If a lens is placed on an animal eye, the rate of eye growth will change to maintain a focused image on the retina. We have shown for the first time that the optical structure of the eye also changes in a way that worsens the quality of the image on the retina. Optical modeling and experiments are continuing.

Imaging of the rear of the eye for diagnosis and treatment of eye disease

We use our knowledge of the optical quality of the eye to improve images of the rear of the eye. We have developed and patented novel polarimetry techniques which improve the quality of confocal scanning laser images of structures at the rear of the eye which are important to the diagnosis and tracking of glaucoma, age related macular degeneration and diabetic retinopathy, the three leading causes of blindness in North America.

We are developing ultra-high resolution imaging in animal models of ocular disease and refractive error development.
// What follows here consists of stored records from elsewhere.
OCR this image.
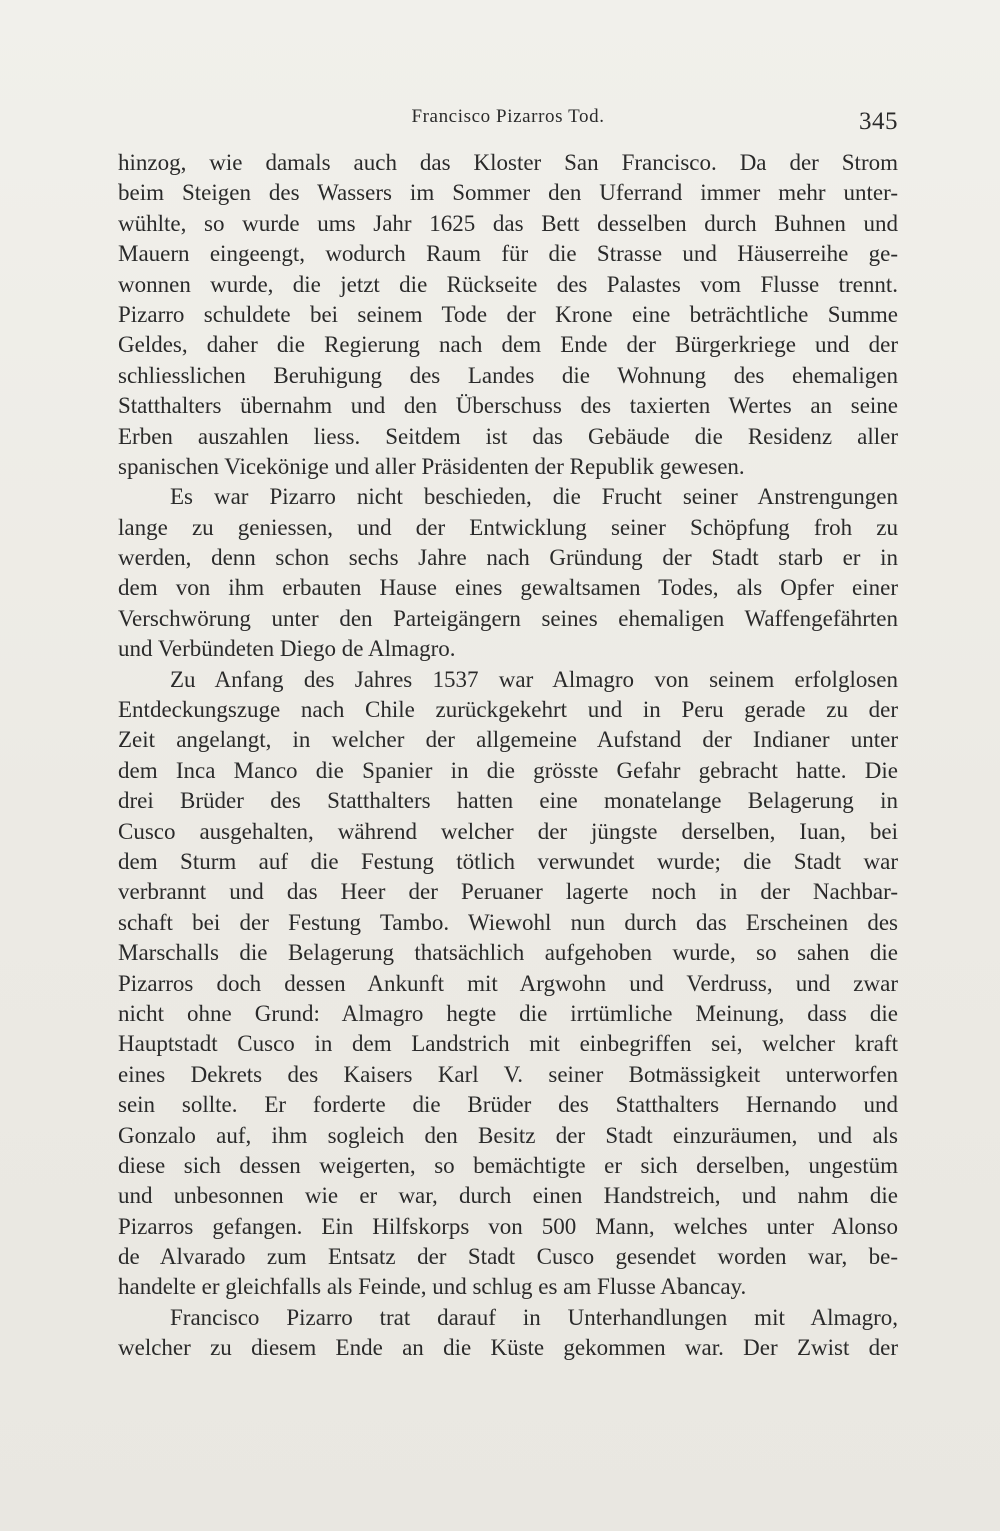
Francisco Pizarros Tod.	345
hinzog, wie damals auch das Kloster San Francisco. Da der Strom
beim Steigen des Wassers im Sommer den Uferrand immer mehr unter-
wühlte, so wurde ums Jahr 1625 das Bett desselben durch Buhnen und
Mauern eingeengt, wodurch Raum für die Strasse und Häuserreihe ge-
wonnen wurde, die jetzt die Rückseite des Palastes vom Flusse trennt.
Pizarro schuldete bei seinem Tode der Krone eine beträchtliche Summe
Geldes, daher die Regierung nach dem Ende der Bürgerkriege und der
schliesslichen Beruhigung des Landes die Wohnung des ehemaligen
Statthalters übernahm und den Überschuss des taxierten Wertes an seine
Erben auszahlen liess. Seitdem ist das Gebäude die Residenz aller
spanischen Vicekönige und aller Präsidenten der Republik gewesen.
Es war Pizarro nicht beschieden, die Frucht seiner Anstrengungen
lange zu geniessen, und der Entwicklung seiner Schöpfung froh zu
werden, denn schon sechs Jahre nach Gründung der Stadt starb er in
dem von ihm erbauten Hause eines gewaltsamen Todes, als Opfer einer
Verschwörung unter den Parteigängern seines ehemaligen Waffengefährten
und Verbündeten Diego de Almagro.
Zu Anfang des Jahres 1537 war Almagro von seinem erfolglosen
Entdeckungszuge nach Chile zurückgekehrt und in Peru gerade zu der
Zeit angelangt, in welcher der allgemeine Aufstand der Indianer unter
dem Inca Manco die Spanier in die grösste Gefahr gebracht hatte. Die
drei Brüder des Statthalters hatten eine monatelange Belagerung in
Cusco ausgehalten, während welcher der jüngste derselben, Iuan, bei
dem Sturm auf die Festung tötlich verwundet wurde; die Stadt war
verbrannt und das Heer der Peruaner lagerte noch in der Nachbar-
schaft bei der Festung Tambo. Wiewohl nun durch das Erscheinen des
Marschalls die Belagerung thatsächlich aufgehoben wurde, so sahen die
Pizarros doch dessen Ankunft mit Argwohn und Verdruss, und zwar
nicht ohne Grund: Almagro hegte die irrtümliche Meinung, dass die
Hauptstadt Cusco in dem Landstrich mit einbegriffen sei, welcher kraft
eines Dekrets des Kaisers Karl V. seiner Botmässigkeit unterworfen
sein sollte. Er forderte die Brüder des Statthalters Hernando und
Gonzalo auf, ihm sogleich den Besitz der Stadt einzuräumen, und als
diese sich dessen weigerten, so bemächtigte er sich derselben, ungestüm
und unbesonnen wie er war, durch einen Handstreich, und nahm die
Pizarros gefangen. Ein Hilfskorps von 500 Mann, welches unter Alonso
de Alvarado zum Entsatz der Stadt Cusco gesendet worden war, be-
handelte er gleichfalls als Feinde, und schlug es am Flusse Abancay.
Francisco Pizarro trat darauf in Unterhandlungen mit Almagro,
welcher zu diesem Ende an die Küste gekommen war. Der Zwist der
This will allow improved tracking of therapeutic interventions.

In a joint project with SickKids hospital, we will be developing a novel high resolution imaging device which will be used to study the earliest changes in the eye in Type I diabetes.

Development of novel adaptive optics

We have assisted in design modifications of a ferrofluid adaptive optics mirror for use in high resolution imaging of the eye. A control loop between a Shack-Hartmann device and the mirror will give real-time correction of the optical imperfections (aberrations) of the eye. This element will be less expensive and have a larger stroke than other available AO corrections for ocular imaging.

Two photon therapies in the eye

Two photon processes localize the effects of light based therapies to much smaller volumes than those therapies which work via single photon processes. We are currently investigating the localized delivery of light into the eye for two photon treatment of presbyopia (the loss of near vision) and age related macular degeneration.